Quatre Commissaires et le Directeur de la Communication et des Relations Publiques de la Commission de l’Informatique et des Libertés (CIL) ont séjourné à Rabat au Royaume du Maroc, du 10 au 18 mars 2018, dans le cadre d’un voyage d’études auprès de la Commission Nationale du Contrôle de la Protection des Données Personnelles (CNDP) dudit pays. Ce déplacement, prévu dans le programme d’activités 2018 de la CIL, avait pour objectif de renforcer les capacités de ses membres en leur donnant les rudiments nécessaires à l’exercice de leurs prérogatives.

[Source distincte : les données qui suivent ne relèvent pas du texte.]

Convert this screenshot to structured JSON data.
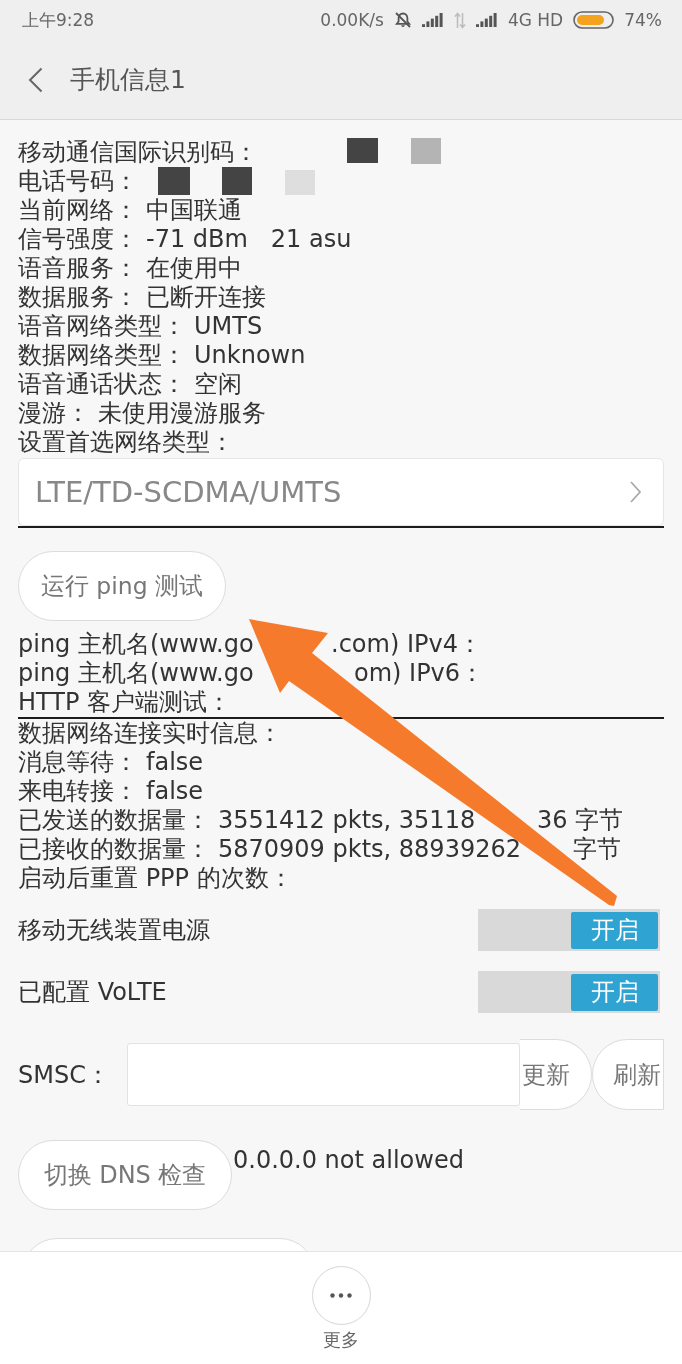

La mission conduite auprès de la CNDP du Royaume du Maroc par le Député Ambroise Bienvenue Bationo, Vice-Président de la CIL, a permis aux participants de s’imprégner des modes de fonctionnement et des réalités de l’institution marocaine chargée de la protection des données personnelles et de la vie privée.


Ainsi, après un bref échange avec le Secrétaire Général de la CNDP, la délégation de la CIL a tour à tour rencontré les chefs des départements juridiques, des affaires financières, de la communication, des systèmes d’information et enfin de l’expertise et du contrôle qui ont exposé sur leurs services respectifs. Les échanges qui ont suivi ces différentes communications ont permis aux Burkinabè de tirer profit de l’expérience marocaine en matière de protection des données personnelles.


Le séjour de la délégation de la CIL a également été marquée par la participation le mercredi 14 mars 2018 à un séminaire organisé par la CNDP en collaboration avec la Demoratic Control of Armed Forces (DCAF) sur thème : « la protection des données à caractère personnel et des mineurs sur internet ».


A travers des panels animés par des experts venus d’Europe et du Maroc, ce séminaire a permis d’une part, d’ouvrir de larges discussions sur la question de l’usage de l’internet par les mineurs, les dangers qui en découlent et le type de délits et de crimes que recouvre la cyber criminalité. D’autre part, les échanges ont permis d’évoquer les dispositions du droit commun et conventions internationales permettant de mieux protéger les mineurs en ligne.